The miniature device measures a mere two millimeters in diameter. Yet, even at that size, the probe contains 150 elements—tiny transducers that vibrate when electric signals are applied. Once planted deep within the ear through a minor surgical procedure, the probe would be able to detect scarring from implants in the middle ear, for example, or detect the ravages of diseases like Meniere’s, an inner-ear disorder which causes episodes of vertigo.

“What’s exciting is that no one has really done this before,” says Dr. Brown, whose interest in sound and sound perception comes from being a musician.

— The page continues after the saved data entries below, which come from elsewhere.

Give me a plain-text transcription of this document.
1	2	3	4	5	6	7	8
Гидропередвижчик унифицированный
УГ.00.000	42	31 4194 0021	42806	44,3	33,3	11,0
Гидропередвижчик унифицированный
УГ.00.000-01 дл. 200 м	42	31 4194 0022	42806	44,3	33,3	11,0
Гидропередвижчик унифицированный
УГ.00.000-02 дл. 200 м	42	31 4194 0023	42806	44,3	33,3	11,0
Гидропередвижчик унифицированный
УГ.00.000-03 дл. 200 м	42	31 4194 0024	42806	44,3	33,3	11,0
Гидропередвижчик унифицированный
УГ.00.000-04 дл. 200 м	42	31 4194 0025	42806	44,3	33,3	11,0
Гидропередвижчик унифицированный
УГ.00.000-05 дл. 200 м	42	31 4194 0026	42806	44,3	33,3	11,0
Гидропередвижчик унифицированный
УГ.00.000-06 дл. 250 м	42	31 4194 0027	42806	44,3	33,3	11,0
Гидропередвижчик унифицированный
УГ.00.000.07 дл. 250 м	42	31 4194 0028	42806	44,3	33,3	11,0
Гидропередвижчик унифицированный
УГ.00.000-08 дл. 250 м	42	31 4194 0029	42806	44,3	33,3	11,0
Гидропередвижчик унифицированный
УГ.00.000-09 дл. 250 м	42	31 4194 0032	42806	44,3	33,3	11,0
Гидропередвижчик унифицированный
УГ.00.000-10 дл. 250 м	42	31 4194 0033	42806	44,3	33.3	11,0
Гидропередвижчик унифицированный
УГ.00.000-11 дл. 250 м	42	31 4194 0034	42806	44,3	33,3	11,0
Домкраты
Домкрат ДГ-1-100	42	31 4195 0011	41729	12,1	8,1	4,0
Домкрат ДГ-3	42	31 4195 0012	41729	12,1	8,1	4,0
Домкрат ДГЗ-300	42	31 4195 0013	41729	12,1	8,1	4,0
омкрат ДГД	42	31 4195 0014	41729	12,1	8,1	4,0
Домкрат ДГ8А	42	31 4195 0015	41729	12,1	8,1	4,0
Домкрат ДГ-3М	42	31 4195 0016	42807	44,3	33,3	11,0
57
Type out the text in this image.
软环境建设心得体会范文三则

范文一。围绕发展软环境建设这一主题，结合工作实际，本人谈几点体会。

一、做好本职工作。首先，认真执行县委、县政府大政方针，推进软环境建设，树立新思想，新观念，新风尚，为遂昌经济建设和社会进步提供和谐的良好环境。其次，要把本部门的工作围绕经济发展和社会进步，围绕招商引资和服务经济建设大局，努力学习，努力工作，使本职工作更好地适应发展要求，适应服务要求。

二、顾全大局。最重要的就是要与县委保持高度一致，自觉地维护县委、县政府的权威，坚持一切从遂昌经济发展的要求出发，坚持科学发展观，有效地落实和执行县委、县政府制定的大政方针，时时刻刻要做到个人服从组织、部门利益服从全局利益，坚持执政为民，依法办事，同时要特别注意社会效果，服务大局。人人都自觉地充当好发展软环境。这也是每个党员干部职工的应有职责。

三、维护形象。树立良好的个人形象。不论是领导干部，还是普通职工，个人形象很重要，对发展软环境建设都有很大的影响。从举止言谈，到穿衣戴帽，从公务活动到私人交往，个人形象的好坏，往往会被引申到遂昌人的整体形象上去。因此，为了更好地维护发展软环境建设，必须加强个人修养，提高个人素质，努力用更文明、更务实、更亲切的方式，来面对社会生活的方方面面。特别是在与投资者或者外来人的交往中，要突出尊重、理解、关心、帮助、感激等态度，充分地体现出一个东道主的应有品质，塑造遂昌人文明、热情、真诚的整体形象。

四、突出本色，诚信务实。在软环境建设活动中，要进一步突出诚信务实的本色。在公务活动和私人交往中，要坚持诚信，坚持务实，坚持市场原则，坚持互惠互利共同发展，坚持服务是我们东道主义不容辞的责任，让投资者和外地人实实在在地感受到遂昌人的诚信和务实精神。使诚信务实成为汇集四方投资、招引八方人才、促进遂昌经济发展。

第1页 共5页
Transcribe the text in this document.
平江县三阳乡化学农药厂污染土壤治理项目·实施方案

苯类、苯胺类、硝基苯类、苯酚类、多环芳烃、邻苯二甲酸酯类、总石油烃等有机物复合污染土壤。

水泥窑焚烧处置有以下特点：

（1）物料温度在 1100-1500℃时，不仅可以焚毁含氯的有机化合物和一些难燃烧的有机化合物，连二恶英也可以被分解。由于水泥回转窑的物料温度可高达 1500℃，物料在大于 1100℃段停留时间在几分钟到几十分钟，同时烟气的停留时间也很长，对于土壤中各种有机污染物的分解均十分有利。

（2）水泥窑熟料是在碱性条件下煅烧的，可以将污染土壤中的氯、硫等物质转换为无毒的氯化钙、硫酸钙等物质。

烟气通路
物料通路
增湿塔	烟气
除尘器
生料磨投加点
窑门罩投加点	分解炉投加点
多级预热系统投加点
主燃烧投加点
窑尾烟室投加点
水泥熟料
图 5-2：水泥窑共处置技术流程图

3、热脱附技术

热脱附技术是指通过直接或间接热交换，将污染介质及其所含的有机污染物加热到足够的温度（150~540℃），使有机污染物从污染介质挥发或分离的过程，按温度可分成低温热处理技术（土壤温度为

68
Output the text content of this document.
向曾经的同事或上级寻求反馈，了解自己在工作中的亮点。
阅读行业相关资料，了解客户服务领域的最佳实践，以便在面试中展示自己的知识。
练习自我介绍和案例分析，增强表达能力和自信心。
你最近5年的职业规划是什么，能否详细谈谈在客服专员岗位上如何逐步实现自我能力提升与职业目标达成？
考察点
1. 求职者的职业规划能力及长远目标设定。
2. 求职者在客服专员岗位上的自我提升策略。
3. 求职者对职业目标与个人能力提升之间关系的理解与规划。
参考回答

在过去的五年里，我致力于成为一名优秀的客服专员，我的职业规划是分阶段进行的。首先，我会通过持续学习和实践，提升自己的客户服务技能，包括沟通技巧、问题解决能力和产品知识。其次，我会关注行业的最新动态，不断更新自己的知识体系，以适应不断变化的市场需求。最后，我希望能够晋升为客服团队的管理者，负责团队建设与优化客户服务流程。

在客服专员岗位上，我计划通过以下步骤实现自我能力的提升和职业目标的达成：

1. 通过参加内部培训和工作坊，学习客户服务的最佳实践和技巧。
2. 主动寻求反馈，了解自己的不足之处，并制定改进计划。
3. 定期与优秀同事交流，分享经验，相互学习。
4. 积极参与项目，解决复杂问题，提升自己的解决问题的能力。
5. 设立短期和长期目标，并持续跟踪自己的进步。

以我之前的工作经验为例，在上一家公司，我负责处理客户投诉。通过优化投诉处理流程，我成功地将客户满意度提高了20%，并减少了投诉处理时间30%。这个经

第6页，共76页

Now, the researchers are ready to take the next step and build on prototypes that have been tested on mice. Money received from the Canadian Foundation for Innovation’s Leaders Opportunity Fund and matched by the Nova Scotia Research and Innovation Trust—$311,000 all told—will allow them to acquire equipment developed by the semi-conductor industry to build and further refine the miniature devices.

“This equipment is so unbelievably good, that we can just piggyback on it to do what we need it to do,” says Dr. Brown.

He is also collaborating with Dr. Bance on a second “small” project, to develop tiny, surgically implanted hearing aids.